Posted January. 30, 2004 23:40,   


“A Young Man of Chosun Dynasty ‘Antonio Corea’ Meets with Rubens”

Written by Kwak Cha-seop

159 pages, 8,000 won, Published by Pureunyeoksa

“Korean Man” is painted by Rubens (1577∼1640) who is known as the first western painter focusing on the Korean man.

However, there is no evidence that the man in this picture is a real Korean. The title of the picture was also given later on. In 1983, when the drawing was sold at the highest price of drawing auction at 324,000 pounds (equivalent to 660 million won) at the Christie’s auction house in London, the title was “A Man in Korean Costume.” It then changed to its current title when it moved to the Getty Center in Los Angeles, U.S.A.

If the man in the picture is not Korean, then who on earth is this man? How did Rubens come to draw this man?

With his research on the materials of western art history and the studies on Korean, Italian, and Japanese histories, the author, a professor of history at Busan National University, asserts himself that the man Rubens had drawn must be “Antonio Corea,” who is referred to as the first Korean to enter the European continent.
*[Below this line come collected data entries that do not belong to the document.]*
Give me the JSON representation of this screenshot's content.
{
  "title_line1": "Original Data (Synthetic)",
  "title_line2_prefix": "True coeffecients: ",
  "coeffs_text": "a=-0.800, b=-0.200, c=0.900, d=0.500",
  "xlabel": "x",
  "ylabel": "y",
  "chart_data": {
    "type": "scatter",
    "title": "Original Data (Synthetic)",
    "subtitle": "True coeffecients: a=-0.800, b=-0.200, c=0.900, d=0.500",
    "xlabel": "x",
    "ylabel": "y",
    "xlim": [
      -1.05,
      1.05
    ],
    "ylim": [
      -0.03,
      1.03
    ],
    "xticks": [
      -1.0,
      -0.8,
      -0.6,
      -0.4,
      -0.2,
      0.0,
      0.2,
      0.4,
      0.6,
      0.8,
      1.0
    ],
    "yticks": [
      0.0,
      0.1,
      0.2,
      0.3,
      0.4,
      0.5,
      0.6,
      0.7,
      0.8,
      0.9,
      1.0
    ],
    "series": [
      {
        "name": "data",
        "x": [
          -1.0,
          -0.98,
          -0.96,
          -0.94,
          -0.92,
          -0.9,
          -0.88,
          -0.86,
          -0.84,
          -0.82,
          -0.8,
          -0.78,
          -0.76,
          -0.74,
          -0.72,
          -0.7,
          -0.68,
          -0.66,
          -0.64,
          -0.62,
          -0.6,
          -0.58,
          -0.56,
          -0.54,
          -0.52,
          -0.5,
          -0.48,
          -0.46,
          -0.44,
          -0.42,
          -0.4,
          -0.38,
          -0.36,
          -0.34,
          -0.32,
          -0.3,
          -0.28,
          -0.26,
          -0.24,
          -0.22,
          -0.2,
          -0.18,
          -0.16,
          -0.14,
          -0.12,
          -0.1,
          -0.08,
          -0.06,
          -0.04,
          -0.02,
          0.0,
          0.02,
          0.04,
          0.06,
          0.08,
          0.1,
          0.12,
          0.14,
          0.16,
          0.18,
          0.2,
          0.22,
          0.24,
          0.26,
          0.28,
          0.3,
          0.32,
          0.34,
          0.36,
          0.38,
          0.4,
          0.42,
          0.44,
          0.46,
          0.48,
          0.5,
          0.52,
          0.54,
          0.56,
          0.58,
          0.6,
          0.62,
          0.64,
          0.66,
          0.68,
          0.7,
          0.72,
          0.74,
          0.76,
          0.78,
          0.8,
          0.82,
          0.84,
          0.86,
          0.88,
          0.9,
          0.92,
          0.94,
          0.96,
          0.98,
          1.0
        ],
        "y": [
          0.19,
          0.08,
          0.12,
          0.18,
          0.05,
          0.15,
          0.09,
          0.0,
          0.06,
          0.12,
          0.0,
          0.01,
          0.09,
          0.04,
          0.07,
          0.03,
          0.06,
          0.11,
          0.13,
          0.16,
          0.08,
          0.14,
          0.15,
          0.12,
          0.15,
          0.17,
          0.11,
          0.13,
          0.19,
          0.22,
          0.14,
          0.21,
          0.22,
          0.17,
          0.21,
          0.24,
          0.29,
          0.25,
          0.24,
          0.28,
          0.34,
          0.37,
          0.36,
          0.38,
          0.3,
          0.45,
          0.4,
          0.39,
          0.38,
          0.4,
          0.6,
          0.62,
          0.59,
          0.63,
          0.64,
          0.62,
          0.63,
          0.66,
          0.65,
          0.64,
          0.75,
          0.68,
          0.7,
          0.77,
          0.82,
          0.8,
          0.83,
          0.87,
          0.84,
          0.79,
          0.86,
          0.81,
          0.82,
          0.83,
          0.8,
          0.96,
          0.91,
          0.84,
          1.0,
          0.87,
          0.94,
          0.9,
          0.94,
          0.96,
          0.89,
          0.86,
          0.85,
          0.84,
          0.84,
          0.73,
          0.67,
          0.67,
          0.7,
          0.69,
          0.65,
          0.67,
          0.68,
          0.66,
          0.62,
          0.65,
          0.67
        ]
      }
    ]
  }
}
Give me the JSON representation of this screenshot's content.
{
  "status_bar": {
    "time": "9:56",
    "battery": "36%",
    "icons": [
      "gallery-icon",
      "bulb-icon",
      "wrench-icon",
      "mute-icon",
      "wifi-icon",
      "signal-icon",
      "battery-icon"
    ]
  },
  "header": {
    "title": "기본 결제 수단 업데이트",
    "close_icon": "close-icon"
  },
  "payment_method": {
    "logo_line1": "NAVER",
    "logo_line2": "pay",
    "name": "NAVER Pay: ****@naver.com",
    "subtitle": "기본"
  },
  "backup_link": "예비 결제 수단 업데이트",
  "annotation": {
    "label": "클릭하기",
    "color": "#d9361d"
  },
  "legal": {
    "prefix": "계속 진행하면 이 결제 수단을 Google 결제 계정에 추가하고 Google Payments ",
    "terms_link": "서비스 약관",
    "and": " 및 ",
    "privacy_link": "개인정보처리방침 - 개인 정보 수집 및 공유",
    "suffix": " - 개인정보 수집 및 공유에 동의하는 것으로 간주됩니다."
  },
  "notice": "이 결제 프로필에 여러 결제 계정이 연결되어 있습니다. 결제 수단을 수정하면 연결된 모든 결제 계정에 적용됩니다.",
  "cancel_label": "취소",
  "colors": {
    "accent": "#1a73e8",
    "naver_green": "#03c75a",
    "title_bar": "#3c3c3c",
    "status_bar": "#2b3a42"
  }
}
The reason why the author believes the man in the picture is Korean is because the hat that the man is wearing is an official hat which was mainly used by aristocrats in those days. Also, the clothes he wore was made of chun-rik. Chun-rik is the cloth that was popular regardless of class and gender, from the nobleman to the common people. The author estimated it must be the style before the 17th century based on the form of chun-rik.

Next, the distinguishing feature is his face. Western historians say that the man’s face has a typical characteristic of Mongolian lineage, and the author also assumes that he must not be from southern Asia, given that his nose is relatively prominent and cheekbones are somewhat projected. Although it is still difficult to judge him as a Korean man, he asserts, with less confidence, that there also are no clues indicating that the man in picture is not Korean.
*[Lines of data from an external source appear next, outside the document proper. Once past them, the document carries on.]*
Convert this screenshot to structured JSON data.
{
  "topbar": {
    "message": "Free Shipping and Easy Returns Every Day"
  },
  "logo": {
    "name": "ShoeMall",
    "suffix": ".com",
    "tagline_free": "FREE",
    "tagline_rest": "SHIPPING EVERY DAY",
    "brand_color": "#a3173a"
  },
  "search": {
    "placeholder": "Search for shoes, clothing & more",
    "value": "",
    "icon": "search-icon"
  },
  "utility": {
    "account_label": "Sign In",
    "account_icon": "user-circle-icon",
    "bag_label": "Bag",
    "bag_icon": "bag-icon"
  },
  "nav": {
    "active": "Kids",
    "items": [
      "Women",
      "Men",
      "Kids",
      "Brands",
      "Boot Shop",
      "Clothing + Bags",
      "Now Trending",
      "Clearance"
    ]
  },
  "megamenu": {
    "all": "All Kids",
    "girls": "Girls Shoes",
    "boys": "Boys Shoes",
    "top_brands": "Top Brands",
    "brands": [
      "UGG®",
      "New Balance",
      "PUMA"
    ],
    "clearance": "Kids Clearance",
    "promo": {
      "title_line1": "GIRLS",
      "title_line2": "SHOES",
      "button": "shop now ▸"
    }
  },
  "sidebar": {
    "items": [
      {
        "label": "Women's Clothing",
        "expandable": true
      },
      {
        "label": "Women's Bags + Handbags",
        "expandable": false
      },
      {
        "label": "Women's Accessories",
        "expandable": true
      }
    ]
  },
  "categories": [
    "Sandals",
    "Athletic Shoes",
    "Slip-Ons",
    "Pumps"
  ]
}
Then, on what grounds is it that the man in Rubens’ drawing was Antonio? Antonio has been known as a person who was captured and sent to Japan during the Japanese invasion of Korea in 1592 but was bought by Italian merchant Francesco Carletti later on and sent to Italy.

The author assumed that Rubens might have met Antonio in Rome between mid-July in 1606 and October 1608 and from this, drew him on the basis that Antonio lived in Rome shortly after his arrival in Firenze with Carletti in July 1606. There are some historical sources indicating that Rubens visited Rome in November 1605 ~ October 1608.

Another mystery about Antonio is whether or not the Coreas, living in Albi village, an inland town in southern Italy, are the true descendants of Antonio, as reported by some press in 1990s. The author affirmed that there are no facts proven true.

Albi village went under the governance of Spain from 1505. However, a family name Corea also exists in Spain, and therefore it is possible that the Corea family of Spain might have flow into this area. Or maybe, a “Curia” family from Europe could have been renamed as Corea after many turns and twists.

The above grounds seem not to be enough to agree with the author’s belief. However, with discovering abundant photographs, the way of figuring out a riddle with the author is as attractive as the drawing of Rubens.